Mandrake’s abilities stem from his incredibly powerful talent for hypnosis, allowing him to conjure realistic illusions to dabbling in invisibility, levitation, shape-shifting and teleportation. Like Zatanna, Mandrake doubles as performing magician and a vigilante who uses his powerful hat and wand to thwart gangsters and alternate-dimensional beings.
A live-action adaptation has been in the works since 2007, first with Jonathan Rhys Meyers, then Hayden Christensen, then finally Sascha Baron Cohen cast as the magician. But the last reports on a live-action adaptation film were back in 2016.
If the success of Stranger Things has proven anything, it’s that audiences love following the exploits of a bunch of bewildered youngsters. Lumberjanes finds a group of young women stuck at a scout camp for the summer who then have to battle weird creatures and get caught up in a myriad of supernatural hi-jinx.
Created by Grace Ellis and Shannon Watters, and originally beginning as an eight-issue limited series from Boom! Studios in 2014, the title was so popular it became an ongoing hit and is still kicking at 50 issues strong!

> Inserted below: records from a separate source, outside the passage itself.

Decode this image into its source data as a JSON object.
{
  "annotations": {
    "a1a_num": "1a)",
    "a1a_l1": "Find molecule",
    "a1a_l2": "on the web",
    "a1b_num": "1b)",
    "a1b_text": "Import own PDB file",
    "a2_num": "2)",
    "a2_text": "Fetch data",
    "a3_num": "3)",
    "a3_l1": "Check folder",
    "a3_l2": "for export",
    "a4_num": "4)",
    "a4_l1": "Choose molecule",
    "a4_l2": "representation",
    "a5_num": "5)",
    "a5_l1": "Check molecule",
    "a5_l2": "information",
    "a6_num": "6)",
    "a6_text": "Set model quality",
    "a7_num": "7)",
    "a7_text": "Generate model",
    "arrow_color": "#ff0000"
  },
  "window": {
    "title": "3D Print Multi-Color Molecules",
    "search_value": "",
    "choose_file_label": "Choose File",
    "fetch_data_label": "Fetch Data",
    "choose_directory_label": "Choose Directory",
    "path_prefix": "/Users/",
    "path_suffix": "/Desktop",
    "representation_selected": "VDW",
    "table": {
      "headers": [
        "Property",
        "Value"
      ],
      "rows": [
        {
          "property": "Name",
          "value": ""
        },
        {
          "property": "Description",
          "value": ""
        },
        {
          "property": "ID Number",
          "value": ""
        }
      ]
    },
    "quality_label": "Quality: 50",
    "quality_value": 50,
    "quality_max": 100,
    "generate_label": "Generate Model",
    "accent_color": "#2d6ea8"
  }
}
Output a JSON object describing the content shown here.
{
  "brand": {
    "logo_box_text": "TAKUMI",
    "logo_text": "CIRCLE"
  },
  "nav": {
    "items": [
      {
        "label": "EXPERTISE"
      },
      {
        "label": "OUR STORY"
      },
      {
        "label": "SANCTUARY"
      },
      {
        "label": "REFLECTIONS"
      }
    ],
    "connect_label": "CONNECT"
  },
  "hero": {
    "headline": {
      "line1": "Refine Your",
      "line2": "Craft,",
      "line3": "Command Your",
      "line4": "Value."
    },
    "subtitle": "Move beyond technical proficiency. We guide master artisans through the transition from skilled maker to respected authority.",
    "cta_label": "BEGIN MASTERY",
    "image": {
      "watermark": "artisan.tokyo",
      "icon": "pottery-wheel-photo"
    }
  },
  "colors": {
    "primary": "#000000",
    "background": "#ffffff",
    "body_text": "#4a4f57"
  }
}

If you love Scooby Doo, The Goonies, Super 8 and E.T. you’ll love watching Mal, Ripley, Molly, April and Jo solve mysteries while collecting scout badges and compiling rocking mix-tapes. The good news is even if you’ve never heard of it, 20th Century Fox picked up the rights for a live-action adaptation back in 2015 and in August 2016, Emily Carmichael was announced to direct. Not much news on the adaptation has been heard since, but fingers crossed it arrives soon!
If you like Hellboy and Spawn, then zombie-fighting, hammer-pounding, muscle-bound tough guy The Goon is for you. Think of him like Popeye on overdrive, The Goon is a mob-enforcer/career criminal who mushes deadbeats into pulp amidst a supernatural but humorous back-drop.
Anybody familiar with Eric Powell’s crime-horror series may already know this character’s frustratingly close brush with a major-motion picture adaptation. Back in 2008 a CG animated film with Clancy Brown as the titular hero and Paul Giamatti as his side-kick Franky was announced and we even got a trailer two years later, but since then the property found itself stuck in development hell.
In 2012, Blur Studio and David Fincher launched a Kickstarter campaign to fund the film, and the campaign achieved its landmark before deadline. Since then, no release date has been announced but Tim Miller is attached to the project. If the creative team could remain and they could jump from animation to live-action, yes, it would mean a lot more dollars and much more time but somebody like Jason Statham was born to play a cap-wearing hard-man who clocks monsters and wise-guys!